HYDE-SMITH CALLS FOR GREATER POSTAL SERVICE ACCOUNTABILITY TO CUSTOMERS
Cites Mississippi Cases of Lost or Delayed Mail & Passports during Budget Review Hearing
WASHINGTON, D.C. – U.S. Senator Cindy Hyde-Smith (R-Miss.) today stressed the need for greater accountability on the part of the U.S. Postal Service (USPS) in light of persistent and increasing customer service complaints.
Hyde-Smith, ranking member of the Senate Financial Services and General Government Appropriations Subcommittee, cited problems experienced by Mississippians during a subcommittee hearing Tuesday to review the FY2022 budget request for the USPS Office of Inspector General and USPS Service Issues.
“We consistently hear about service issues and delivery delays. My constituents in Mississippi have told me repeatedly about delayed or lost passports, and Social Security checks,” Hyde-Smith said.
“Mistakes such as these and countless others can trigger unexpected financial burdens that we cannot expect everyday Americans to shoulder. Ultimately, there needs to be greater accountability from the Postal Service on what it is doing to prevent these problems,” she said.
Hyde-Smith highlighted the case of 37 completed passports awaiting distribution that were lost or otherwise unaccounted for in the Memphis processing facility, and in another instance, a bride-to-be from Natchez stonewalled by the USPS as to whether her wedding invitations were merely delayed or completely lost.
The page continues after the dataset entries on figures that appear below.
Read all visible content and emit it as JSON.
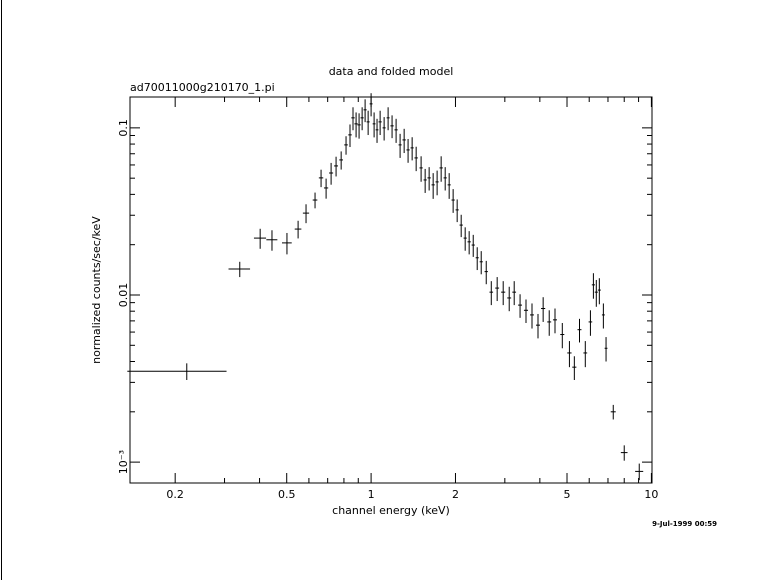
{
  "chart_data": {
    "type": "scatter",
    "title": "data and folded model",
    "subtitle": "ad70011000g210170_1.pi",
    "xlabel": "channel energy (keV)",
    "ylabel": "normalized counts/sec/keV",
    "timestamp": "9-Jul-1999 00:59",
    "xscale": "log",
    "yscale": "log",
    "color": "#000000",
    "xlim": [
      0.138,
      10.05
    ],
    "ylim": [
      0.00075,
      0.153
    ],
    "xticks": [
      0.2,
      0.5,
      1,
      2,
      5,
      10
    ],
    "xminorticks": [
      0.3,
      0.4,
      0.6,
      0.7,
      0.8,
      0.9,
      3,
      4,
      6,
      7,
      8,
      9
    ],
    "yticks": [
      {
        "value": 0.001,
        "label": "10⁻³"
      },
      0.01,
      0.1
    ],
    "yminorticks": [
      0.002,
      0.003,
      0.004,
      0.005,
      0.006,
      0.007,
      0.008,
      0.009,
      0.02,
      0.03,
      0.04,
      0.05,
      0.06,
      0.07,
      0.08,
      0.09
    ],
    "series": [
      {
        "name": "data",
        "x": [
          0.22,
          0.34,
          0.402,
          0.443,
          0.501,
          0.549,
          0.586,
          0.631,
          0.663,
          0.691,
          0.72,
          0.75,
          0.782,
          0.814,
          0.841,
          0.862,
          0.884,
          0.906,
          0.929,
          0.952,
          0.976,
          1.0,
          1.025,
          1.05,
          1.077,
          1.113,
          1.15,
          1.188,
          1.228,
          1.269,
          1.312,
          1.355,
          1.401,
          1.448,
          1.508,
          1.559,
          1.611,
          1.665,
          1.72,
          1.778,
          1.838,
          1.899,
          1.962,
          2.028,
          2.096,
          2.166,
          2.238,
          2.314,
          2.391,
          2.471,
          2.575,
          2.684,
          2.817,
          2.96,
          3.11,
          3.24,
          3.4,
          3.57,
          3.75,
          3.94,
          4.11,
          4.32,
          4.53,
          4.81,
          5.1,
          5.31,
          5.54,
          5.81,
          6.06,
          6.21,
          6.36,
          6.52,
          6.74,
          6.89,
          7.31,
          8.0,
          9.05
        ],
        "xerr": [
          0.085,
          0.03,
          0.02,
          0.02,
          0.02,
          0.015,
          0.015,
          0.012,
          0.012,
          0.012,
          0.012,
          0.012,
          0.012,
          0.012,
          0.012,
          0.012,
          0.012,
          0.012,
          0.012,
          0.012,
          0.012,
          0.012,
          0.012,
          0.012,
          0.014,
          0.014,
          0.014,
          0.016,
          0.016,
          0.016,
          0.018,
          0.018,
          0.018,
          0.02,
          0.02,
          0.02,
          0.022,
          0.022,
          0.022,
          0.024,
          0.024,
          0.024,
          0.026,
          0.026,
          0.028,
          0.028,
          0.03,
          0.03,
          0.03,
          0.032,
          0.035,
          0.04,
          0.045,
          0.05,
          0.05,
          0.05,
          0.055,
          0.06,
          0.06,
          0.065,
          0.07,
          0.07,
          0.075,
          0.08,
          0.09,
          0.09,
          0.09,
          0.09,
          0.09,
          0.08,
          0.08,
          0.08,
          0.08,
          0.08,
          0.15,
          0.22,
          0.3
        ],
        "y": [
          0.0035,
          0.0143,
          0.0219,
          0.0214,
          0.0205,
          0.0248,
          0.0309,
          0.037,
          0.0502,
          0.0437,
          0.0537,
          0.0592,
          0.0643,
          0.0791,
          0.0908,
          0.1148,
          0.1057,
          0.1042,
          0.1148,
          0.1282,
          0.1086,
          0.1392,
          0.1057,
          0.0973,
          0.1086,
          0.1,
          0.1148,
          0.1028,
          0.0973,
          0.0791,
          0.0847,
          0.0738,
          0.0759,
          0.0661,
          0.0576,
          0.0488,
          0.0502,
          0.0456,
          0.0475,
          0.0576,
          0.0502,
          0.0456,
          0.037,
          0.0323,
          0.0262,
          0.0219,
          0.0208,
          0.0199,
          0.0167,
          0.0158,
          0.0138,
          0.0104,
          0.011,
          0.0104,
          0.0096,
          0.0104,
          0.0087,
          0.0081,
          0.0076,
          0.0066,
          0.0083,
          0.0069,
          0.0071,
          0.0058,
          0.0045,
          0.0037,
          0.0062,
          0.0045,
          0.0069,
          0.0115,
          0.0104,
          0.0107,
          0.0076,
          0.0048,
          0.002,
          0.00114,
          0.00088
        ],
        "yerr": [
          0.0004,
          0.0015,
          0.003,
          0.003,
          0.003,
          0.003,
          0.004,
          0.004,
          0.006,
          0.006,
          0.008,
          0.008,
          0.008,
          0.01,
          0.014,
          0.018,
          0.018,
          0.018,
          0.018,
          0.02,
          0.018,
          0.022,
          0.018,
          0.016,
          0.018,
          0.016,
          0.018,
          0.016,
          0.016,
          0.013,
          0.014,
          0.012,
          0.012,
          0.011,
          0.01,
          0.008,
          0.008,
          0.008,
          0.008,
          0.01,
          0.008,
          0.008,
          0.006,
          0.005,
          0.004,
          0.0035,
          0.0033,
          0.003,
          0.0026,
          0.0025,
          0.0022,
          0.0017,
          0.0018,
          0.0017,
          0.0016,
          0.0017,
          0.0014,
          0.0013,
          0.0013,
          0.0011,
          0.0014,
          0.0012,
          0.0012,
          0.001,
          0.0008,
          0.0006,
          0.001,
          0.0008,
          0.0012,
          0.002,
          0.0019,
          0.0019,
          0.0013,
          0.0008,
          0.0002,
          0.00012,
          0.0001
        ]
      }
    ]
  }
}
“We have also had a similar problem with the delivery of Social Security disability checks. Delayed or lost checks can have dire impact on Americans who rely on those funds,” Hyde-Smith said.
The Senator questioned USPS Inspector General Tammy L. Whitcomb on how her office could affect implementation of USPS reforms to resolve service issues.
Finally, Hyde-Smith credited the Office of the Inspector General for its narcotics program, which focuses on possession and distribution of illicit drugs by postal employees.